As Robert M. Gates, the president of the Boy Scouts of America, called Thursday for an end to the organization’s ban on openly gay leaders, the group was already facing state civil rights investigations in New York and Colorado and the looming threat of lawsuits that the Scouts seemed almost certain to lose.

Recently, a Francophone cousin (who’s a professor of French lit at one of our NYC colleges) was saying that it seems in this country all conflicts go to lawsuits. Everybody sues, he said. He said that in France the first move, so to speak, is protest, marches, strikes and that’s how people get laws to change in France.
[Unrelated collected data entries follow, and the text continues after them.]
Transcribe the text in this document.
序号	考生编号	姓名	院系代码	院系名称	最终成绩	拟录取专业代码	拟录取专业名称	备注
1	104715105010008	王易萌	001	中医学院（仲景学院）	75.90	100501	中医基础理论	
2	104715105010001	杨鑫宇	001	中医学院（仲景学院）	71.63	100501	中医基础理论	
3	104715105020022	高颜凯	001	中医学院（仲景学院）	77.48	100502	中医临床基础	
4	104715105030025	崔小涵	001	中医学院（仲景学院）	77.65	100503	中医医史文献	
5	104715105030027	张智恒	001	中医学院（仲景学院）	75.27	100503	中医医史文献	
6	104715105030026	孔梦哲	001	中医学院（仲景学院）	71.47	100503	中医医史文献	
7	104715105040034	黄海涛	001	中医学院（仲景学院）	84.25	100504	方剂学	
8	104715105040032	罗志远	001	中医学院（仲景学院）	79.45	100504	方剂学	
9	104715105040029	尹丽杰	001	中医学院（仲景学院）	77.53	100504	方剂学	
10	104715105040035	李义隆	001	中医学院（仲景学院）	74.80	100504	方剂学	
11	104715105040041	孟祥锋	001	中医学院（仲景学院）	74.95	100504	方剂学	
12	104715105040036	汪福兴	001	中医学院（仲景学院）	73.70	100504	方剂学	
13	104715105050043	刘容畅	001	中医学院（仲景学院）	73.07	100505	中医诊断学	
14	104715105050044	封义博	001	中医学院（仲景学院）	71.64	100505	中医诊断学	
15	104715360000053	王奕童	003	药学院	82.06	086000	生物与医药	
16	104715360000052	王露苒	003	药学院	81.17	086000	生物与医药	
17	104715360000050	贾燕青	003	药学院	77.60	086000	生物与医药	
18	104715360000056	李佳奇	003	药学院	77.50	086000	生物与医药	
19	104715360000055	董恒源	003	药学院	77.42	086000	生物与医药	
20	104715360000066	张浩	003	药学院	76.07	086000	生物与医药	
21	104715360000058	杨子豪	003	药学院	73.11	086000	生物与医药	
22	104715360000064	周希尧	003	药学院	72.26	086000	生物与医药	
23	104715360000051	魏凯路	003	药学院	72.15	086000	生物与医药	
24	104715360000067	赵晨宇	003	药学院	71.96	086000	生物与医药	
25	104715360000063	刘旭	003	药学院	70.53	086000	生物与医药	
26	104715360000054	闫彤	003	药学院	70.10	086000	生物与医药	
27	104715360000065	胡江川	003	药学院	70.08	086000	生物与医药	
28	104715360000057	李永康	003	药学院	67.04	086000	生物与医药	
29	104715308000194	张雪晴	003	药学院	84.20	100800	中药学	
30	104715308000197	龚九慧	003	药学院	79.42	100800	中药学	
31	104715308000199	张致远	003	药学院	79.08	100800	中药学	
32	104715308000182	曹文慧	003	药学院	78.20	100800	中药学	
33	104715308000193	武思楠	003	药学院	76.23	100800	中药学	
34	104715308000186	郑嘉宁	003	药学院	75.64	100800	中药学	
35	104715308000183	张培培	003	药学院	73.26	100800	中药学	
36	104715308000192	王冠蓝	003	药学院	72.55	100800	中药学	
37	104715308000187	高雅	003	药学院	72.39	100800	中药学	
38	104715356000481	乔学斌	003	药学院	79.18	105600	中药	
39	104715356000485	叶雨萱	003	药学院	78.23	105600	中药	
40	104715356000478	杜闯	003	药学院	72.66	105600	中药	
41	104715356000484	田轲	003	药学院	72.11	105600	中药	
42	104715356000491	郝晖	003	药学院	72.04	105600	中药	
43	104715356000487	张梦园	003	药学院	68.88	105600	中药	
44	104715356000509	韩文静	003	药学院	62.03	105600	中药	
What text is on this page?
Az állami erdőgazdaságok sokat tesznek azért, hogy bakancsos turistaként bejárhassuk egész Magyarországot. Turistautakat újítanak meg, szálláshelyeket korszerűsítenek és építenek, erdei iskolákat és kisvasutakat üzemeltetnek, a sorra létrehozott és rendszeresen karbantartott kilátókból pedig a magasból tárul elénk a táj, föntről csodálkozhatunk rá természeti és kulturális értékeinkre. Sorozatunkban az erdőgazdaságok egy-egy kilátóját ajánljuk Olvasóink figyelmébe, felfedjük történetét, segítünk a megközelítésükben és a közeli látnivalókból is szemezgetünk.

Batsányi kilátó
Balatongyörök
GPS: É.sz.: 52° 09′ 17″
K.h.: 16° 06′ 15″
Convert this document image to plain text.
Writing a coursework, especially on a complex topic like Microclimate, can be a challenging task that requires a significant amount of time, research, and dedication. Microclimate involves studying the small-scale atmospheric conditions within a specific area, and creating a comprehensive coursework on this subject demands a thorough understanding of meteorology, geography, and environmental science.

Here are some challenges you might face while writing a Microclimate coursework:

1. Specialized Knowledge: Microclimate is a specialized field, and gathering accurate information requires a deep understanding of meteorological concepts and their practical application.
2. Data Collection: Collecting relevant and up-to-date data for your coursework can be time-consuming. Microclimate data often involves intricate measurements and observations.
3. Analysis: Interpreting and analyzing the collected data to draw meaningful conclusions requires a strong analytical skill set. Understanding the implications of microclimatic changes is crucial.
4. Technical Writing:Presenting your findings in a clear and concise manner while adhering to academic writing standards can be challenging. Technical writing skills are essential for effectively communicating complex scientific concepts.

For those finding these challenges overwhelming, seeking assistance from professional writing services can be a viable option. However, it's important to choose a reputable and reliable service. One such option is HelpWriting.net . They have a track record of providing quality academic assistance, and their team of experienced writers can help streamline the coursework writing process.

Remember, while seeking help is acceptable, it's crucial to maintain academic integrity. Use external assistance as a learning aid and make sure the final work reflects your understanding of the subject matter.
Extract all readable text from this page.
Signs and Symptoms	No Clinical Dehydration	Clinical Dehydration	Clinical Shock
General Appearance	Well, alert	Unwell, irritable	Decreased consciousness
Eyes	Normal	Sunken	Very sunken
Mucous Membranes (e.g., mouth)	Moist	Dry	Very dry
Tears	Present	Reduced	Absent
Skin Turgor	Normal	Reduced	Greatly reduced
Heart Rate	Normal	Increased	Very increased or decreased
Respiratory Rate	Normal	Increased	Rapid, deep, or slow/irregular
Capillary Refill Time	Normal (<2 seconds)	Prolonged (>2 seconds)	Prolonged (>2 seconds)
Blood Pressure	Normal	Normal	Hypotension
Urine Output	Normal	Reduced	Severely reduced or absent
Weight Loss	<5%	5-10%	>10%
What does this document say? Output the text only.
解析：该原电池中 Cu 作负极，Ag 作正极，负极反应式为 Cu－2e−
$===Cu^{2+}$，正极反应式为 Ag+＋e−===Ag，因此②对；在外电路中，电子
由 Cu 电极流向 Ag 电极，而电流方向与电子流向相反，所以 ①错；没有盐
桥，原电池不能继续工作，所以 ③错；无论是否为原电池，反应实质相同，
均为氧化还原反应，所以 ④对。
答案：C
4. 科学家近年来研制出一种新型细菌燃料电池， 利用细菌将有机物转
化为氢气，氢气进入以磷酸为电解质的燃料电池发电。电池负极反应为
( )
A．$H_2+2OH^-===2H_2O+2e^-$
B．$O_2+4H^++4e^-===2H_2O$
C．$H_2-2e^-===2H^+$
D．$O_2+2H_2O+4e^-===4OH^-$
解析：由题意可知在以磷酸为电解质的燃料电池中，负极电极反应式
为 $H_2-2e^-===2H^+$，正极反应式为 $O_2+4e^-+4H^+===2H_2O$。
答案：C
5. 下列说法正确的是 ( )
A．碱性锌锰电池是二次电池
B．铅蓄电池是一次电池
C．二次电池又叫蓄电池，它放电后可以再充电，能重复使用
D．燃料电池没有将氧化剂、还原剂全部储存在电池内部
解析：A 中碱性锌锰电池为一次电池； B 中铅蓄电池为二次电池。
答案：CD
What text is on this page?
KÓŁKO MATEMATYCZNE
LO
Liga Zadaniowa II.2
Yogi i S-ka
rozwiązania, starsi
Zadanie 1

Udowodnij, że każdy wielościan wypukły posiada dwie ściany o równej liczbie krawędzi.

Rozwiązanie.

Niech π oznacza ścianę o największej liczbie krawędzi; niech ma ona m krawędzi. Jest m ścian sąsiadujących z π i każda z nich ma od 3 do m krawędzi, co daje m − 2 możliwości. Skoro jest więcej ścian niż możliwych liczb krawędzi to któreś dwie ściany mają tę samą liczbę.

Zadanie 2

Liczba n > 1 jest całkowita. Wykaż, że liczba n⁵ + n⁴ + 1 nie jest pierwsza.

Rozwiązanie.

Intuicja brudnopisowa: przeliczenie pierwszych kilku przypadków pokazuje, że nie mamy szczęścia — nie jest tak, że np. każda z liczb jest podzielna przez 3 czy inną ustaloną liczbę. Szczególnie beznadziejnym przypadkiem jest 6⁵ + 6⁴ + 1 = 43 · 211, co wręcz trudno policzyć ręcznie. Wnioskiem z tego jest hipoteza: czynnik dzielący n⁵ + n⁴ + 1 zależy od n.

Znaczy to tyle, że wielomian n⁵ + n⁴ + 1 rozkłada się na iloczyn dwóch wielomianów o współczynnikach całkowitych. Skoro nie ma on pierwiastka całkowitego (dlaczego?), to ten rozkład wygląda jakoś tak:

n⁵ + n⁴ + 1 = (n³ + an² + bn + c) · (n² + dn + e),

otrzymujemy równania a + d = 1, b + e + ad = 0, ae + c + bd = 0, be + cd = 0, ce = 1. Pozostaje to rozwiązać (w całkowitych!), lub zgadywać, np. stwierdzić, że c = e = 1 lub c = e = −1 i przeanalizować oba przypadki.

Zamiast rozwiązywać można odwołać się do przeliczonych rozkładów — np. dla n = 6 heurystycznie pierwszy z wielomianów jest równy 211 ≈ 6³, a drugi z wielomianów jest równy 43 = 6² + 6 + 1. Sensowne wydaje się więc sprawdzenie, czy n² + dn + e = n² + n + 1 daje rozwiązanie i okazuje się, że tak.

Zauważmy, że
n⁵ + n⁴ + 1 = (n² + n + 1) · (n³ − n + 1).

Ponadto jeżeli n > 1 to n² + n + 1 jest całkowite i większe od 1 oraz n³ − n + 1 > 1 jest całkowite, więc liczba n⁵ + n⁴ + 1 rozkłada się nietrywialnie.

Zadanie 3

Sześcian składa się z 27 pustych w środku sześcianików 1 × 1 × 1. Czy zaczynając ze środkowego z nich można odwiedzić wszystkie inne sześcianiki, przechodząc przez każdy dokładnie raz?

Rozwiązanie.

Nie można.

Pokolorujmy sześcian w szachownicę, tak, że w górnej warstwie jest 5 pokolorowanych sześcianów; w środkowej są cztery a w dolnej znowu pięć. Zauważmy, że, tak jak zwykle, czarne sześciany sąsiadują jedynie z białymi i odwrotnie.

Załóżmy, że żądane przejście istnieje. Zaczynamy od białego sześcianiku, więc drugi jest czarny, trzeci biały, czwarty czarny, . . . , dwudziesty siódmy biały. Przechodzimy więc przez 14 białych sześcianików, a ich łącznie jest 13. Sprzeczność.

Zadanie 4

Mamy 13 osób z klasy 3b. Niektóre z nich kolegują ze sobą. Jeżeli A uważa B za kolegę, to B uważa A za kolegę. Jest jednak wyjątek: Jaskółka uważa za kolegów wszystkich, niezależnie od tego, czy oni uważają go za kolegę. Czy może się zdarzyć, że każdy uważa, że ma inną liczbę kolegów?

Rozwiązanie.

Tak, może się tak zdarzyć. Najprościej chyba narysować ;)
“Why isn’t there open protest to change laws here?” he asked.

There was, I told him (and this discussion came right after the major civil rights demonstrations and protests all over the country), but pointed out that in our huge, monumentally diverse country (not to say monumentally, angrily divided), moving law, moving legislatures–not even just in times of the political divisions we have now in our legislatures–takes a long, long time. A country as relatively small as France can be a lot more nimble.

But lawsuits, I pointed out, can push legislation, can change people’s minds, can change things.

The news about the Boy Scouts validates my argument, an argument I have made here numerous times. It’s all in that New York Times headline: “Rising dissent and lawsuits pushed Scouts to change.”